La tarde caía con un calor dorado sobre la piscina del hotel boutique. El murmullo del agua y las risas suaves llenaban el aire mientras los cuerpos bronceados descansaban bajo las sombrillas.
Ella apareció como salida de una postal: rubia, elegante, con una sonrisa tan brillante como el reflejo del sol en el agua. Su esposo, un ejecutivo distraído por llamadas de trabajo, se había quedado en la habitación. Mientras tanto, ella se entregaba al momento con una copa de vino blanco entre los dedos.

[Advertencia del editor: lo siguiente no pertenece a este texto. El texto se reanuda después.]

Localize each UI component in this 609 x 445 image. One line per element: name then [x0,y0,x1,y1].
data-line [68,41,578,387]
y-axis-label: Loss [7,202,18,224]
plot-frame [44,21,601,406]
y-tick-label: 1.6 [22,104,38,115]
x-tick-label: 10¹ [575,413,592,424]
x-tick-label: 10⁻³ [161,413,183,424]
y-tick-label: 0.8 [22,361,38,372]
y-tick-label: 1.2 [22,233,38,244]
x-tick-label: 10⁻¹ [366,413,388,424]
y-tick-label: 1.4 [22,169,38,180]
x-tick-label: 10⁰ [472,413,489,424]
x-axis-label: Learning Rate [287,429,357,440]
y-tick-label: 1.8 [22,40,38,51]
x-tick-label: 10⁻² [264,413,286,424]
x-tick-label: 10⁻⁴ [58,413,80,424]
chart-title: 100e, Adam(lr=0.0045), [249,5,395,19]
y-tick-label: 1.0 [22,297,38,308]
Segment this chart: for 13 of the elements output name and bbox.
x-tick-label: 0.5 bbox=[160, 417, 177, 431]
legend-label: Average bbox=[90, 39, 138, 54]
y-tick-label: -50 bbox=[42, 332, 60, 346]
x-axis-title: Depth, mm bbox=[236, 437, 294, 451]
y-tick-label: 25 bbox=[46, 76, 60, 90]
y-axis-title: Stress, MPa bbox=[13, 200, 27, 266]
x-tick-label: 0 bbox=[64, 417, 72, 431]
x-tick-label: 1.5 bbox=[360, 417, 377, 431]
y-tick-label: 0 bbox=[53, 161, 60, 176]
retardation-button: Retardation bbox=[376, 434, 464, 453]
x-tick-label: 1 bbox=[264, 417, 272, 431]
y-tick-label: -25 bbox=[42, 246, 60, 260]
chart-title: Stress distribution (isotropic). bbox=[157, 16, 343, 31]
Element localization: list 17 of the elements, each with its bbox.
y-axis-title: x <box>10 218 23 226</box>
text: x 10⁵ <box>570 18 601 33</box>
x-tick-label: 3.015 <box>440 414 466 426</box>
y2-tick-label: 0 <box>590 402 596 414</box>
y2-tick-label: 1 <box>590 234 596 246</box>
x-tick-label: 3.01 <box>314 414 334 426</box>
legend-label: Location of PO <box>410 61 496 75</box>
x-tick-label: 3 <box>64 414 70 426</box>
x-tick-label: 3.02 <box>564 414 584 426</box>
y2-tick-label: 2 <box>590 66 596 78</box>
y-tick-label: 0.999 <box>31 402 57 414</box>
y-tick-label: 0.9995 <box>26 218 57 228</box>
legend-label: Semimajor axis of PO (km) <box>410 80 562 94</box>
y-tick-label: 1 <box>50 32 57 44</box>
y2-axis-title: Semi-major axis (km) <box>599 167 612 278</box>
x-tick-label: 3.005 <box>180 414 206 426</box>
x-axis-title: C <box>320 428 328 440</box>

Cerca del borde de la piscina, dos hombres negros conversaban animadamente. Altos, atléticos, con esa presencia que se impone sin esfuerzo. El cruce de miradas no tardó. Una sonrisa por aquí, un comentario casual por allá… El lenguaje sutil del juego social comenzaba a fluir.
No hubo nada escandaloso. Solo el arte del coqueteo inocente: miradas prolongadas, una risa más sonora de lo habitual, el roce accidental de una mano al pasar la copa. Un instante suspendido, donde las normas se aflojan y la rutina parece lejana.
Cuando el sol comenzó a esconderse, ella se levantó con gracia, dedicó una última sonrisa encantadora y desapareció entre las cortinas de lino que separaban la piscina de los pasillos del hotel.
Nada ocurrió. O quizás sí, pero solo en la imaginación de los presentes.